I’m glad to see you’re back! I’ve missed your posts. I was very worried about you and your mama.
Your sister, however, will always persevere. She’s one tough gal, no worries there. I don’t mean for that last sentence to sound insensitive. I’m just saying that I’ve known people like her, and somewhere in them, is this rigid steel. It doesn’t show until these types of people really, really, need it.
I hope your new job and new living arrangements work out for you.
I feel guilty for laughing at (what I feel to be) your expense but…DAMN that was funny. It reminds me of what a friend said about an old girlfriend of mine:
“Well, at least when you’re with a schizophrenic you’re never alone!”
Good to hear you again.
Yep, that one is right up there with ripping through the closet like you’re looking for an apartment full of Jews (shame I probably can’t repeat that one) and Williams and Serling barebacking…
Damn, Sampiro, and I thought my mother was having problems with her mom and sis. Jesus, that’s just…hang in there. Maybe you should come out to Kathy?
(BTW, how can you tell if one has a blood clot in one’s leg? Is it visible?)
Much as I would love to be a fly on the wall for that conversation, methinks Sampiro has enough drama right now. I mean, he’s barely keeping up with updates on Mama. You expect him to throw another grenade on the fire?

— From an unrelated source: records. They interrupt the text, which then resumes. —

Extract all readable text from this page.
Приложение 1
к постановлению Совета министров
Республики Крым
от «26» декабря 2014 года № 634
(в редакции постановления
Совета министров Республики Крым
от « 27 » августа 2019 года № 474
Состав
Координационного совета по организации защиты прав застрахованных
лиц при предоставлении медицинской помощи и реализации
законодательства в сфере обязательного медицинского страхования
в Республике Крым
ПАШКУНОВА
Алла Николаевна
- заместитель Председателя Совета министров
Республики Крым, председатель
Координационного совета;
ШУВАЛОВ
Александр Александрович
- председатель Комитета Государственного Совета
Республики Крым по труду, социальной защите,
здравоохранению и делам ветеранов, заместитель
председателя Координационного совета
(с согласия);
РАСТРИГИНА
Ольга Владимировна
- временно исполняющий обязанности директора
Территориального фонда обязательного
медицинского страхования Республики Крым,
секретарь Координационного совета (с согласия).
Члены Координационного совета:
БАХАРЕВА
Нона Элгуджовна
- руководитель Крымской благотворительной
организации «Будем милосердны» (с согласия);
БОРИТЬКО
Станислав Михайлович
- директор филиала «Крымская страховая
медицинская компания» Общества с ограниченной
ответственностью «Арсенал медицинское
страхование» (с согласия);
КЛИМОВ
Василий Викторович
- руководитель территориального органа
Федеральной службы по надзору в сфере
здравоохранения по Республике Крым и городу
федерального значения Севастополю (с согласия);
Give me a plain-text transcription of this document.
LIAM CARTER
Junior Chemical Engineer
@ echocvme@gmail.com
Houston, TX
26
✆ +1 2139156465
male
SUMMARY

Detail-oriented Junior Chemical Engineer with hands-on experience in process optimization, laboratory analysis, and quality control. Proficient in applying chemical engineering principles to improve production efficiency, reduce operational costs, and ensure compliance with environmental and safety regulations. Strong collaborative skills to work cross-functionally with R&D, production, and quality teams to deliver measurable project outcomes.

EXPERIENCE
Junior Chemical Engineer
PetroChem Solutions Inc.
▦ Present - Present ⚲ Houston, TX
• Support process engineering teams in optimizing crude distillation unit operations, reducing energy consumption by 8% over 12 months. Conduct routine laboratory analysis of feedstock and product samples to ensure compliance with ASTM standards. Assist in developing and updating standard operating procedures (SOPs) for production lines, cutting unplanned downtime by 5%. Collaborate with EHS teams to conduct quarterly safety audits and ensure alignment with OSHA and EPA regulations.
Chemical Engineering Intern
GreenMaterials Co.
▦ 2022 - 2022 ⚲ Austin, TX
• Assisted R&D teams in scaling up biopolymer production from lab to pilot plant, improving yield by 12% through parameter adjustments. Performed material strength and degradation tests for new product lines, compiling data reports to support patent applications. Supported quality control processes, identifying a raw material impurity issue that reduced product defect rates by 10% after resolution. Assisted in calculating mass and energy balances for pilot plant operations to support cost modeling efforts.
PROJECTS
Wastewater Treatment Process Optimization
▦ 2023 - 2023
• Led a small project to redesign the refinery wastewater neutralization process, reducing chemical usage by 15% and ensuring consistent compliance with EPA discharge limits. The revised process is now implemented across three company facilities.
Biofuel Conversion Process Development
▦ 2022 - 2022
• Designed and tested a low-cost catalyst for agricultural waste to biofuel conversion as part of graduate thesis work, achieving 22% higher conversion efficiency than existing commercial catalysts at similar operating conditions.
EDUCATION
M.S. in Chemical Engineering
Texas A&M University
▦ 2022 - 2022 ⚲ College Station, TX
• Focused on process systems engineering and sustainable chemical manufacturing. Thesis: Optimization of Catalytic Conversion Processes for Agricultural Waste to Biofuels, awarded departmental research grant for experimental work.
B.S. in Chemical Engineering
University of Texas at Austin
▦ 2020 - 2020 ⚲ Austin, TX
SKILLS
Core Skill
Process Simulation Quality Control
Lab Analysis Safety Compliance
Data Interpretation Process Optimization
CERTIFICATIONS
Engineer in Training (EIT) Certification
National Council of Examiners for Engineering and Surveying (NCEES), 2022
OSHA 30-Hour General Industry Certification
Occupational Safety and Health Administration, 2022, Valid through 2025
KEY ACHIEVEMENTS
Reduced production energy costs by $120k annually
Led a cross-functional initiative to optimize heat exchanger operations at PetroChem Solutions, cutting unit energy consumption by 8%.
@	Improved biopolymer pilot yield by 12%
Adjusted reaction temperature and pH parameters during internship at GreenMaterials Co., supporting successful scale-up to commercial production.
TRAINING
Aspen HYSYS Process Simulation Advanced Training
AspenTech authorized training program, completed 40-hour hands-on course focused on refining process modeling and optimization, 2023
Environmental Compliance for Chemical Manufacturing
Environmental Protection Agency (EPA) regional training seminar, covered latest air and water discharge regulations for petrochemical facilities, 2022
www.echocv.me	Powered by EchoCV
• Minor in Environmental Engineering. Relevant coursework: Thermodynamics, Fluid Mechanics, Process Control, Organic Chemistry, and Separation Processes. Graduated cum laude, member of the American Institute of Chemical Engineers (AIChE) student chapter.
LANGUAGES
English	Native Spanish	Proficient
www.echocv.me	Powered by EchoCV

Oh please, don’t be. Meltdown with trolls to the contrary (what anger management problem?) I’m really not that sensitive and I’m very realistic about the situation. Hell, you should hear the jokes going on in my internal monologue.
I also decided that when the time comes be it this summer or next or years down the road I want the song The Color Purple [from the musical of the same name] sung at her funeral but I’ve decided not to tell my sister, who likes the song almost as much as I do, that it’s sung by two lesbian lovers until after the service.
Must mention “the million dollar boathouse kidnapping” when I have time, but it’s a long one. One moment recently while the current Indian doctor was discussing the “thing” in her head: “Hopefully we will find nothing in your head…” after which he looked at me and my sister, smiled, and said “Man, I just gave you two a great straight line and neither one of you took it up. Most people do.” My sister just looked at him and said in a Christina Ricci/Wednesday Addams voice
“We’re afraid of her.”
He laughed. And noticed we weren’t. Later Mama asked “You don’t really think I’d have taken anything seriously you said about me having nothing in my brain do you?” and I responded, honestly, “I don’t think you would have today.”
Kathi: “But a year and five days from now you’d raise holy hell about it and send a pot of spaghetti flying onto a wall.”
Mama: Oh please, when have I ever done something like that?
Me and Kathi looked at each other and then one of us said “Isn’t that guy from Lingo the one who used to be on Wheel of Fortune way back when?” and through a maternal discourse on Chuck Woolery’s long and varied career the subject was forgotten. For a year and five days.
Sister K is absolutely unbelievable! Oh, and by that I don’t mean that she is a work of fiction - nobody could make that up. I’m glad to see Sampiro back and with sanity still intact. You damn well deserve that week of free time though! It’ good to hear that Mama is proving indestructible. Keep strong.
Glad to hear that you’ve found some ground under your feet for the time being and that your meltdown didn’t entail any permanent repercussions. It’s just not the same place without you man.
My great-grandmother’s older half-sister had an illegitimate baby with a married farmer in the early 1870s, an illegitimate child older than it’s aunt, my great-grandmother. The reason I know that is because by the time I was born the birth of that baby , who lived a blameless life with church, husband, kids, the whole catastrophe, and who died of old age before I was born, was still being used as a bad example. As recently as the 1980s if a family member read that the “baby”'s great-grandson was arrested for DUI it’d elicit an “I can’t say I’m surprised, what with that side of the family’s origins”. NOTHING is ever too old to bring up in the family.
True story: My mother refused to go to an oncologist in Montgomery because she knew him and thought he was mannerless sorry whitetrash.
When he was twelve years old.
In the 1970s.
“And his family was whitetrash too!”
Mama, he got through medical school and has been an oncologist for ten years.
“And probably still wears blue jean shorts to church socials and scratches his butt in public. I’m going to the Indian or I’m not going.”
Must tell the stories of PSCHO ONCO BEACH PARTY, the nightmare week my sister is having with her. Thanks to be to Og I’m getting to sit this one out as my turn’s coming soon enough.
I love that The Addams Family is the subject of the Google ads. (I wonder what the Google ads would have been for the Bible and other great works of literature- if anybody else does feel free to start a thread.)